The program supports 22 regional teams to spur solar power deployment by cutting red tape — streamlining and standardizing permitting, zoning, metering and connection processes — and improving finance options to reduce barriers and lower costs for residential and small commercial rooftop solar systems.
This project is part of the DOE's larger effort to make solar energy more accessible and affordable, increase domestic solar deployment, and position the U.S. as a leader in the rapidly-growing global solar market.
The DOE SunShot Initiative is a collaborative national effort to make solar cost-competitive with other forms of energy by the end of the decade. Reducing the installed cost of solar energy systems by about 75 percent will drive widespread large-scale adoption of solar — fortifying U.S. leadership in the global clean energy race while spurring new industries and job creation across the nation.

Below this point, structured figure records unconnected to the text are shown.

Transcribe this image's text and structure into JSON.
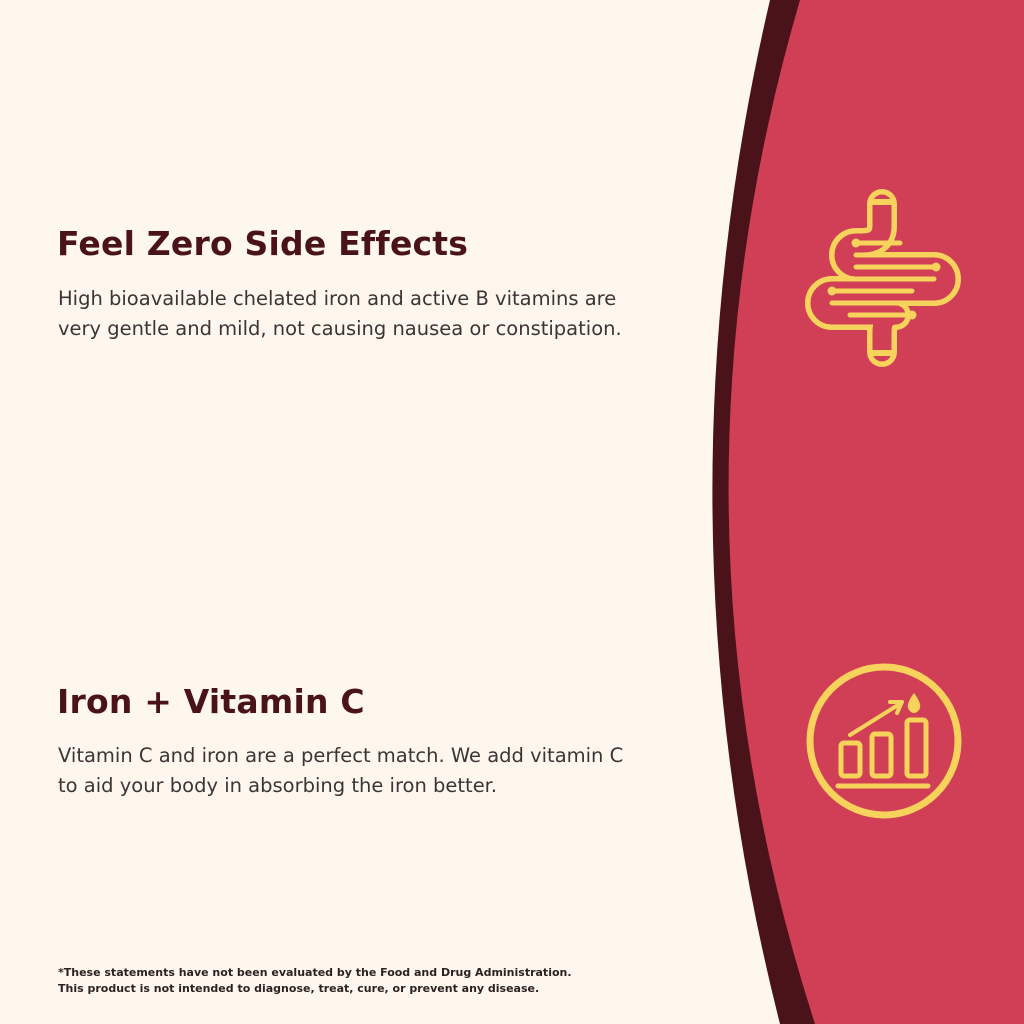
{
  "colors": {
    "background": "#fdf7ee",
    "accent_red": "#d03f55",
    "band_dark": "#4a1219",
    "icon_yellow": "#f7d35c",
    "heading": "#4a1219"
  },
  "sections": [
    {
      "title": "Feel Zero Side Effects",
      "lines": [
        "High bioavailable chelated iron and active B vitamins are",
        "very gentle and mild, not causing nausea or constipation."
      ],
      "icon": "intestine-icon"
    },
    {
      "title": "Iron + Vitamin C",
      "lines": [
        "Vitamin C and iron are a perfect match. We add vitamin C",
        "to aid your body in absorbing the iron better."
      ],
      "icon": "absorption-chart-icon"
    }
  ],
  "disclaimer": [
    "*These statements have not been evaluated by the Food and Drug Administration.",
    "This product is not intended to diagnose, treat, cure, or prevent any disease."
  ]
}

Non-hardware, or "soft," costs like permitting, installation, design and maintenance currently account for up to 40 percent of the total cost of installed rooftop photovoltaic systems in the U.S.

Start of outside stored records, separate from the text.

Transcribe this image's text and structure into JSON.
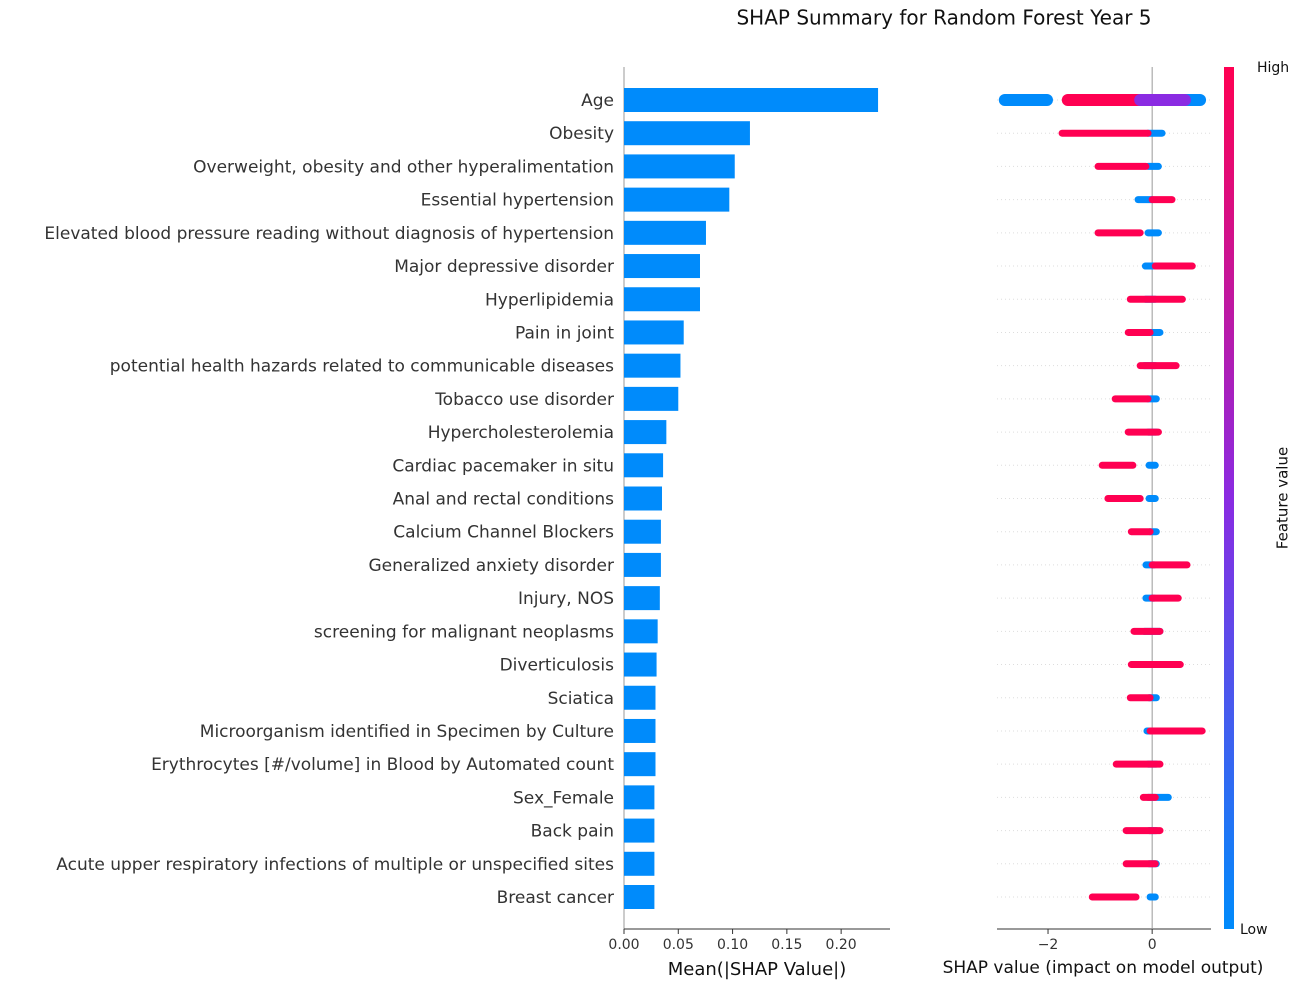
{
  "chart_data": [
    {
      "type": "barh",
      "title": "SHAP Summary for Random Forest Year 5",
      "xlabel": "Mean(|SHAP Value|)",
      "color": "#008bfb",
      "categories": [
        "Age",
        "Obesity",
        "Overweight, obesity and other hyperalimentation",
        "Essential hypertension",
        "Elevated blood pressure reading without diagnosis of hypertension",
        "Major depressive disorder",
        "Hyperlipidemia",
        "Pain in joint",
        "potential health hazards related to communicable diseases",
        "Tobacco use disorder",
        "Hypercholesterolemia",
        "Cardiac pacemaker in situ",
        "Anal and rectal conditions",
        "Calcium Channel Blockers",
        "Generalized anxiety disorder",
        "Injury, NOS",
        "screening for malignant neoplasms",
        "Diverticulosis",
        "Sciatica",
        "Microorganism identified in Specimen by Culture",
        "Erythrocytes [#/volume] in Blood by Automated count",
        "Sex_Female",
        "Back pain",
        "Acute upper respiratory infections of multiple or unspecified sites",
        "Breast cancer"
      ],
      "values": [
        0.234,
        0.116,
        0.102,
        0.097,
        0.0755,
        0.07,
        0.07,
        0.055,
        0.052,
        0.05,
        0.039,
        0.036,
        0.035,
        0.034,
        0.034,
        0.033,
        0.031,
        0.03,
        0.029,
        0.029,
        0.029,
        0.028,
        0.028,
        0.028,
        0.028
      ],
      "xlim": [
        0,
        0.245
      ],
      "xticks": [
        {
          "value": 0,
          "label": "0.00"
        },
        {
          "value": 0.05,
          "label": "0.05"
        },
        {
          "value": 0.1,
          "label": "0.10"
        },
        {
          "value": 0.15,
          "label": "0.15"
        },
        {
          "value": 0.2,
          "label": "0.20"
        }
      ]
    },
    {
      "type": "beeswarm",
      "xlabel": "SHAP value (impact on model output)",
      "xlim": [
        -2.98,
        1.13
      ],
      "xticks": [
        {
          "value": -2,
          "label": "−2"
        },
        0
      ],
      "colorbar": {
        "label": "Feature value",
        "high": "High",
        "low": "Low",
        "low_color": "#008bfb",
        "mid_color": "#8a2be2",
        "high_color": "#ff0052"
      },
      "rows": [
        {
          "low": [
            [
              -2.83,
              -2.02
            ],
            [
              -0.33,
              0.92
            ]
          ],
          "high": [
            [
              -1.62,
              -0.23
            ]
          ],
          "mid": [
            [
              -0.23,
              0.63
            ]
          ]
        },
        {
          "low": [
            [
              -0.08,
              0.19
            ]
          ],
          "high": [
            [
              -1.73,
              -0.08
            ]
          ]
        },
        {
          "low": [
            [
              -0.08,
              0.12
            ]
          ],
          "high": [
            [
              -1.04,
              -0.12
            ]
          ]
        },
        {
          "low": [
            [
              -0.27,
              0
            ]
          ],
          "high": [
            [
              0,
              0.38
            ]
          ]
        },
        {
          "low": [
            [
              -0.08,
              0.12
            ]
          ],
          "high": [
            [
              -1.04,
              -0.23
            ]
          ]
        },
        {
          "low": [
            [
              -0.13,
              0.06
            ]
          ],
          "high": [
            [
              0.06,
              0.77
            ]
          ]
        },
        {
          "low": [
            [
              -0.13,
              0.06
            ]
          ],
          "high": [
            [
              -0.42,
              0.58
            ]
          ]
        },
        {
          "low": [
            [
              -0.08,
              0.15
            ]
          ],
          "high": [
            [
              -0.46,
              -0.04
            ]
          ]
        },
        {
          "low": [
            [
              -0.15,
              0.06
            ]
          ],
          "high": [
            [
              -0.23,
              0.46
            ]
          ]
        },
        {
          "low": [
            [
              -0.08,
              0.08
            ]
          ],
          "high": [
            [
              -0.71,
              -0.08
            ]
          ]
        },
        {
          "low": [
            [
              -0.08,
              0.08
            ]
          ],
          "high": [
            [
              -0.46,
              0.12
            ]
          ]
        },
        {
          "low": [
            [
              -0.06,
              0.06
            ]
          ],
          "high": [
            [
              -0.96,
              -0.37
            ]
          ]
        },
        {
          "low": [
            [
              -0.06,
              0.06
            ]
          ],
          "high": [
            [
              -0.85,
              -0.23
            ]
          ]
        },
        {
          "low": [
            [
              -0.04,
              0.08
            ]
          ],
          "high": [
            [
              -0.4,
              -0.04
            ]
          ]
        },
        {
          "low": [
            [
              -0.12,
              0.04
            ]
          ],
          "high": [
            [
              0,
              0.67
            ]
          ]
        },
        {
          "low": [
            [
              -0.12,
              0.04
            ]
          ],
          "high": [
            [
              0,
              0.5
            ]
          ]
        },
        {
          "low": [
            [
              -0.15,
              0.15
            ]
          ],
          "high": [
            [
              -0.35,
              0.15
            ]
          ]
        },
        {
          "low": [
            [
              -0.13,
              0.04
            ]
          ],
          "high": [
            [
              -0.4,
              0.54
            ]
          ]
        },
        {
          "low": [
            [
              -0.06,
              0.08
            ]
          ],
          "high": [
            [
              -0.42,
              -0.04
            ]
          ]
        },
        {
          "low": [
            [
              -0.1,
              0.02
            ]
          ],
          "high": [
            [
              -0.04,
              0.96
            ]
          ]
        },
        {
          "low": [
            [
              -0.08,
              0.08
            ]
          ],
          "high": [
            [
              -0.69,
              0.15
            ]
          ]
        },
        {
          "low": [
            [
              -0.08,
              0.31
            ]
          ],
          "high": [
            [
              -0.17,
              0.06
            ]
          ]
        },
        {
          "low": [
            [
              -0.06,
              0.08
            ]
          ],
          "high": [
            [
              -0.5,
              0.15
            ]
          ]
        },
        {
          "low": [
            [
              -0.06,
              0.08
            ]
          ],
          "high": [
            [
              -0.5,
              0.06
            ]
          ]
        },
        {
          "low": [
            [
              -0.04,
              0.06
            ]
          ],
          "high": [
            [
              -1.15,
              -0.31
            ]
          ]
        }
      ]
    }
  ]
}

Across the nation today, there are more than 18,000 local jurisdictions with their own PV permitting requirements, land use codes and zoning ordinances; more than 5,000 utilities that are implementing standards for connecting and selling energy back to the energy grid; and all 50 states are developing their own connection standards and processes for supplying and pricing energy sold back to the grid.

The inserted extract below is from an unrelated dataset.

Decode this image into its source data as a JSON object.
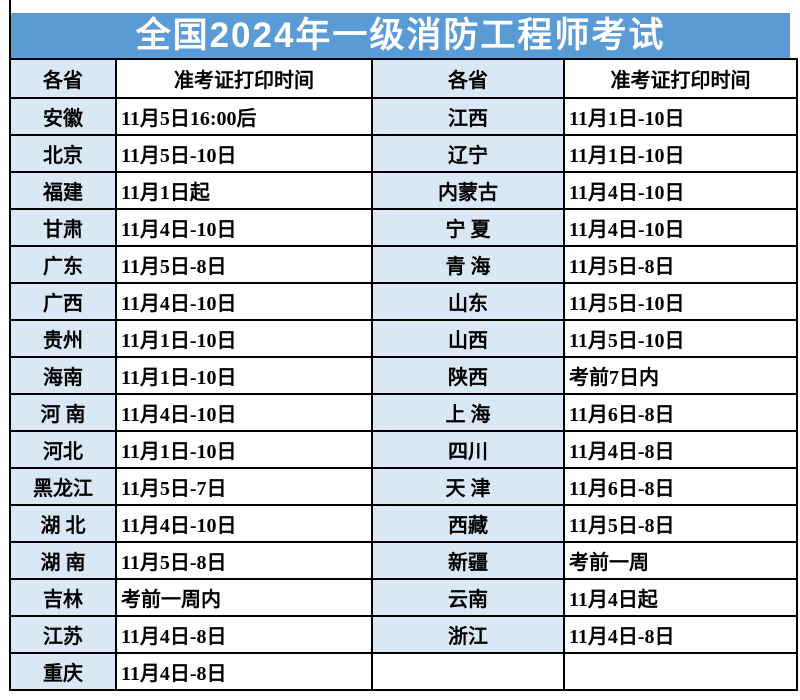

Using a "race to the top" model, the Rooftop Solar Challenge incentivizes the regional awardees to address the differing and expensive permitting, zoning, metering, and connection processes required to install and finance residential and small business solar systems.
The 22 teams bring together city, county, and state officials, regulatory entities, private industry, universities, local utilities and other regional stakeholders to clear a path for rapid expansion of solar energy and serve as models for other communities across the country.
The teams will implement step-by-step actions to standardize permit processes, update planning and zoning codes, improve standards for connecting solar power to the electric grid and increase access to financing.